I did some experimenting myself. My intuition was to try on JEditorPane
just like mentioned in the answer your code is based on. I do not know of how much help it is going to be but it might help. I gives some results, but from obvious reasons, luck of css support etc in JEditorPane
it all looks ugly.
This is my code:
import java.awt.BorderLayout;
import java.awt.Component;
import java.awt.Graphics2D;
import java.awt.event.ActionEvent;
import java.awt.image.BufferedImage;
import java.io.File;
import java.io.IOException;
import java.net.URL;
import javax.imageio.ImageIO;
import javax.swing.*;
import javax.swing.text.html.HTMLEditorKit;
public class WebPageToImageThumbnail {
public static void main(String[] a) throws Exception {
SwingUtilities.invokeLater(new Runnable() {
@Override
public void run() {
JFrame frame = new JFrame();
frame.setDefaultCloseOperation(JFrame.EXIT_ON_CLOSE);
final JEditorPane editorPane = new JEditorPane();
editorPane.setEditorKit(new HTMLEditorKit());
try {
editorPane.setPage(new URL("http://weblogs.java.net/blog/alex2d/archive/2008/12/jwebpane_projec.html"));
} catch (IOException ex) {
}
final JPanel panel = new JPanel(new BorderLayout());
panel.add(new JScrollPane(editorPane), BorderLayout.CENTER);
panel.add(new JButton(new AbstractAction("SAVE") {
@Override
public void actionPerformed(ActionEvent e) {
BufferedImage image = capture(editorPane);
try {
save(image, new File("foo.png"), 64, 64);
} catch (IOException ex) {
}
}
}), BorderLayout.SOUTH);
frame.setContentPane(panel);
frame.setSize(600, 400);
frame.setVisible(true);
}
});
}
public static BufferedImage capture(Component component) {
BufferedImage image = new BufferedImage(component.getWidth(), component.getHeight(), BufferedImage.TYPE_INT_RGB);//component.setSize(image.getWidth(), image.getHeight());
Graphics2D g = image.createGraphics();
try {
component.paint(g);
} finally {
g.dispose();
}
return image;
}
private static BufferedImage getScaledImage(BufferedImage image, int width, int height) {
BufferedImage buffer = new BufferedImage(width, height,
BufferedImage.TYPE_INT_RGB);
Graphics2D g = buffer.createGraphics();
try {
g.drawImage(image, 0, 0, width, height, null);
} finally {
g.dispose();
}
return buffer;
}
public static void save(BufferedImage image, File png, int width, int height) throws IOException {
ImageIO.write(getScaledImage(image, width, height), "png", png);
}
}
I also did some digging about the SWT
I found some thinks that might be of use, but since I currently luck time, I cannot test. From what I read I have to agree with @Emanuele Bezzi (+1) that we are going to have to use the Shell somehow to get the content of the site, in which we are effectively only interested.
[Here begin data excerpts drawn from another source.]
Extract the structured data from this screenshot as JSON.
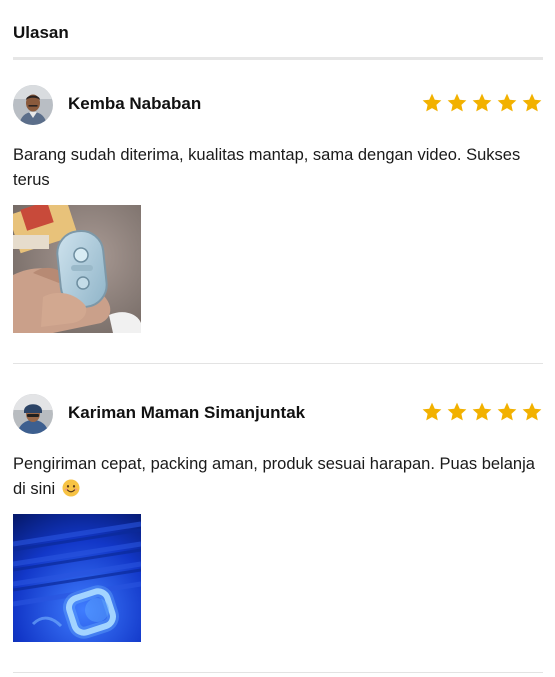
{
  "section": {
    "title": "Ulasan"
  },
  "colors": {
    "star": "#F2B100",
    "divider": "#E3E3E3",
    "text": "#1A1A1A"
  },
  "reviews": [
    {
      "name": "Kemba Nababan",
      "rating": 5,
      "text": "Barang sudah diterima, kualitas mantap, sama dengan video. Sukses terus",
      "emoji": "",
      "photo_icon": "led-module-in-hand-photo",
      "avatar_icon": "avatar-man-photo"
    },
    {
      "name": "Kariman Maman Simanjuntak",
      "rating": 5,
      "text": "Pengiriman cepat, packing aman, produk sesuai harapan. Puas belanja di sini",
      "emoji": "😊",
      "photo_icon": "blue-led-light-photo",
      "avatar_icon": "avatar-man-helmet-photo"
    }
  ]
}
I found out that Shell has print
method which takes GC object which can paint including to Image and other interesting to us stuff, the documentation says: "Class GC is where all of the drawing capabilities that are supported by SWT are located. Instances are used to draw on either an Image, a Control, or directly on a Display.".
Yet at this particular moment it is not clear to me how to exactly get it to do what I want. Anyway I am raising this point just to make you aware. I still need to look into it further.